The majority of shareholders won’t get any money back at all. Once a company has gone bust, the market is suspended and shareholders won’t be able to sell their shares.
However, some types of investment work slightly differently. Corporate bondholders, for example, who essentially own tranches of corporate debt, will be deemed creditors of the failed company and will be paid off before shareholders who own equity in the company.
“Preference” shareholders tend to fare better than ordinary shareholders as they will be higher up the list of creditors if a company goes bust. Preference shares are a special class of shares that act as a hybrid of debt and investment and pay a fixed rate of interest much like bonds.
Rather than investing directly in shares and putting all their eggs in one basket, many investors choose to invest in shares through funds which spread the risk across a number of companies.
Freelancers, contractors and suppliers
If you’re a supplier, contractor or freelancer, a company going into administration when it owes you money is bad news.

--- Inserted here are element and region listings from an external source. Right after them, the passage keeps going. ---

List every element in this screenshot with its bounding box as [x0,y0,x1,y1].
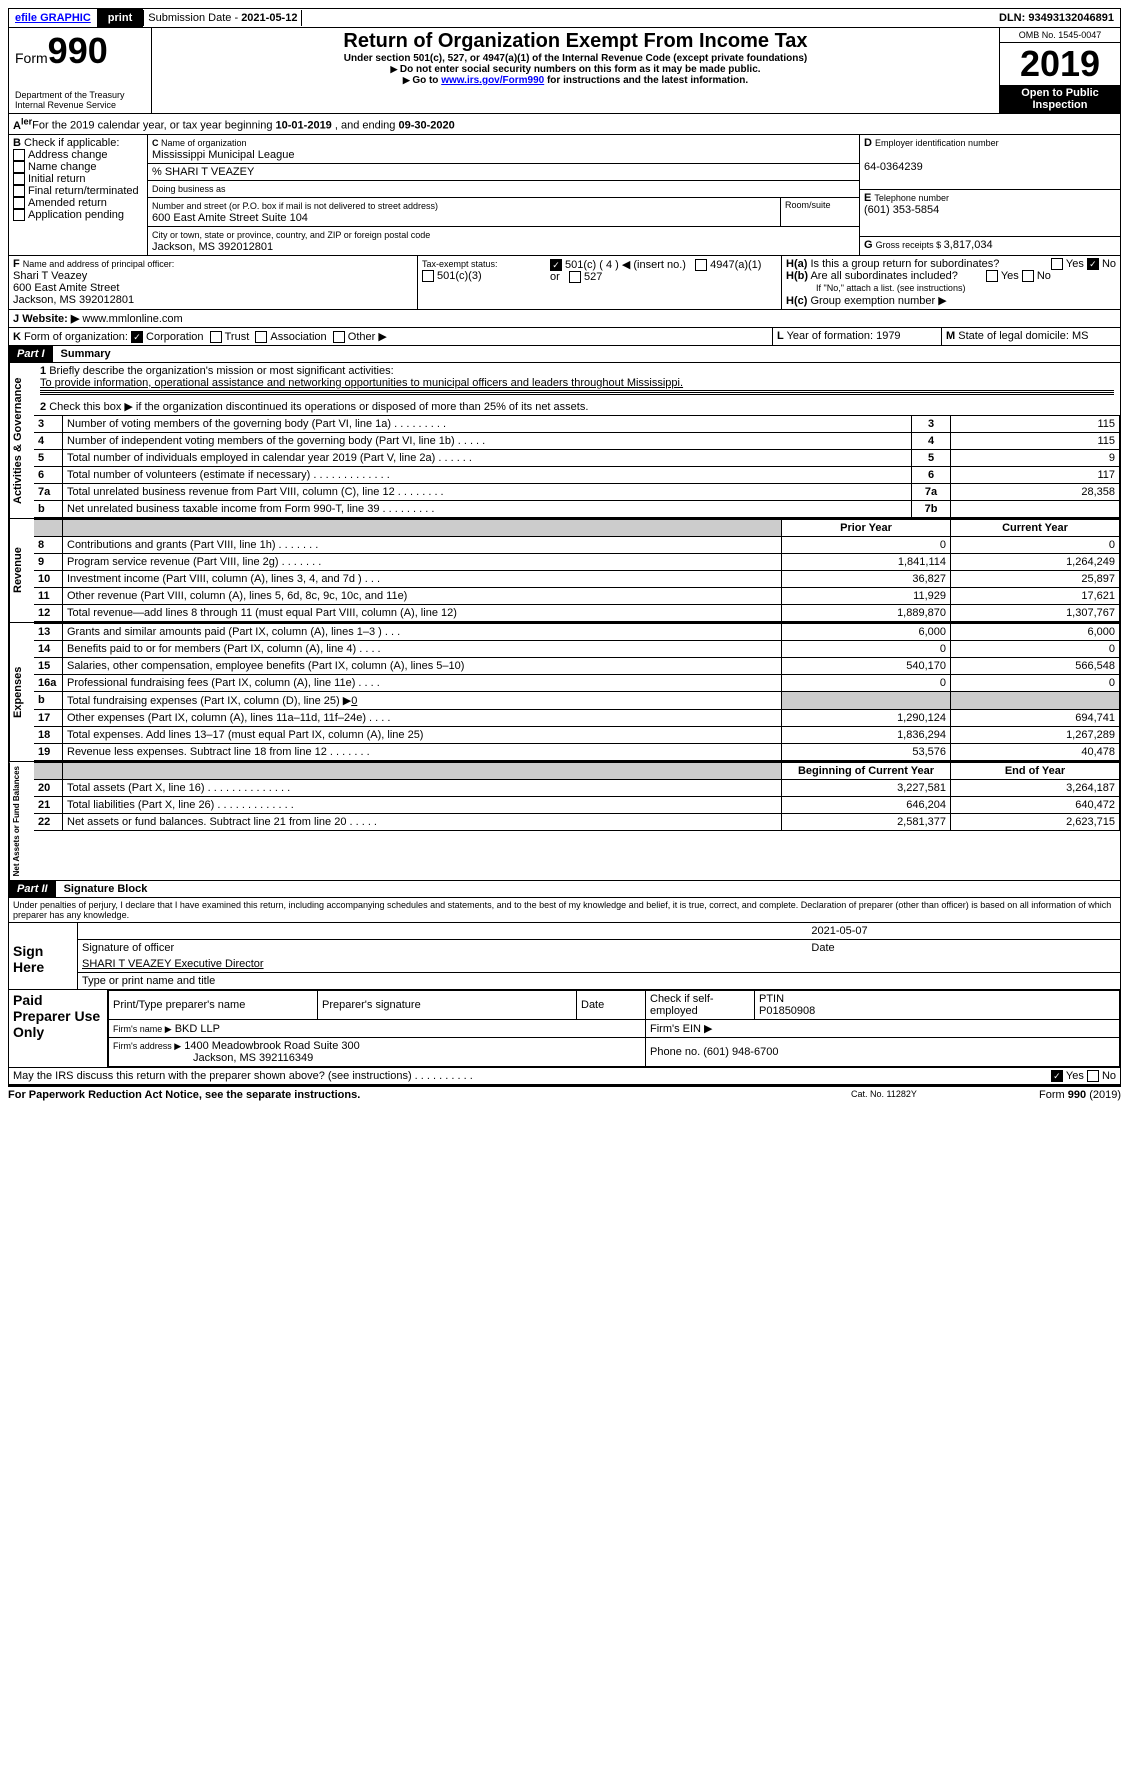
sign-date: 2021-05-07 [807,923,1120,940]
form-title: Return of Organization Exempt From Incom… [158,30,993,53]
form-header: Form990 Department of the Treasury Inter… [8,28,1121,114]
dln: DLN: 93493132046891 [993,10,1120,26]
section-f: F Name and address of principal officer:… [9,256,418,309]
firm-address: 1400 Meadowbrook Road Suite 300 [184,1040,360,1052]
check-icon: ✓ [550,259,562,271]
irs-link[interactable]: www.irs.gov/Form990 [441,75,544,86]
part-i-title: Summary [53,348,111,360]
subtitle-1: Under section 501(c), 527, or 4947(a)(1)… [158,53,993,64]
ptin: P01850908 [759,1005,815,1017]
netassets-table: Beginning of Current YearEnd of Year20To… [34,762,1120,831]
part-i-bar: Part I [9,346,53,362]
tax-year: 2019 [1000,43,1120,85]
subtitle-3: Go to www.irs.gov/Form990 for instructio… [158,75,993,86]
section-k: K Form of organization: ✓Corporation Tru… [9,328,773,345]
side-activities: Activities & Governance [9,363,34,518]
website-line: J Website: ▶ www.mmlonline.com [9,310,1120,327]
omb-number: OMB No. 1545-0047 [1000,28,1120,43]
form-footer: Form 990 (2019) [1001,1089,1121,1101]
efile-link[interactable]: efile GRAPHIC [9,10,97,26]
form-number: Form990 [15,30,145,72]
care-of: % SHARI T VEAZEY [148,164,859,181]
firm-phone: (601) 948-6700 [703,1046,778,1058]
sign-here-label: Sign Here [9,923,78,989]
org-name: Mississippi Municipal League [152,149,294,161]
city-state-zip: Jackson, MS 392012801 [152,241,273,253]
dept-treasury: Department of the Treasury [15,90,145,100]
top-bar: efile GRAPHIC print Submission Date - 20… [8,8,1121,28]
perjury-text: Under penalties of perjury, I declare th… [9,898,1120,922]
submission-date: Submission Date - 2021-05-12 [143,10,302,26]
tax-exempt-status: Tax-exempt status: 501(c)(3) [418,256,546,309]
paid-preparer-label: Paid Preparer Use Only [9,990,108,1067]
part-ii-bar: Part II [9,881,56,897]
year-formation: L Year of formation: 1979 [773,328,942,345]
subtitle-2: Do not enter social security numbers on … [158,64,993,75]
side-netassets: Net Assets or Fund Balances [9,762,34,880]
irs-label: Internal Revenue Service [15,100,145,110]
street-address: 600 East Amite Street Suite 104 [152,212,308,224]
cat-number: Cat. No. 11282Y [851,1089,1001,1101]
revenue-table: Prior YearCurrent Year8Contributions and… [34,519,1120,622]
discuss-line: May the IRS discuss this return with the… [9,1068,1120,1084]
open-inspection: Open to Public Inspection [1000,85,1120,113]
governance-table: 3Number of voting members of the governi… [34,415,1120,518]
mission-text: To provide information, operational assi… [40,377,683,389]
section-c: C Name of organizationMississippi Munici… [148,135,860,255]
gross-receipts: 3,817,034 [944,239,993,251]
section-h: H(a) Is this a group return for subordin… [782,256,1120,309]
pra-notice: For Paperwork Reduction Act Notice, see … [8,1089,851,1101]
telephone: (601) 353-5854 [864,204,939,216]
tax-year-line: AlerFor the 2019 calendar year, or tax y… [9,114,1120,134]
part-ii-title: Signature Block [56,883,148,895]
state-domicile: M State of legal domicile: MS [942,328,1120,345]
firm-name: BKD LLP [175,1023,220,1035]
expenses-table: 13Grants and similar amounts paid (Part … [34,623,1120,761]
ein: 64-0364239 [864,161,923,173]
section-b: B Check if applicable: Address changeNam… [9,135,148,255]
officer-typed: SHARI T VEAZEY Executive Director [78,956,1120,973]
side-expenses: Expenses [9,623,34,761]
print-button[interactable]: print [97,9,143,27]
side-revenue: Revenue [9,519,34,622]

On the date of the administration, all amounts the company owes are frozen. Administrators will aim to sell the company or its assets and, after the costs of the administration, the proceeds will be allocated to the creditors.
However there are different types of creditor and unsecured ones – a category which contractors and freelancers fall into – are near the bottom of the list. Secured and preferential creditors get paid first.
I fell into the category of unsecured creditor once when a magazine I’d done some freelance writing for went bust. They owed me about £1,800 but I never saw a penny of it – and this can be the case for many unsecured creditors.
If you owe the company money
If you owe a company money and it goes bust you might think this means your debt is written off – but I’m afraid that’s not the case.
The administrators or insolvency practitioners will set up new bank accounts for the company and you’ll still be obliged to pay. They’ll be keen to get as much money owed to the company as possible so they can pay off creditors.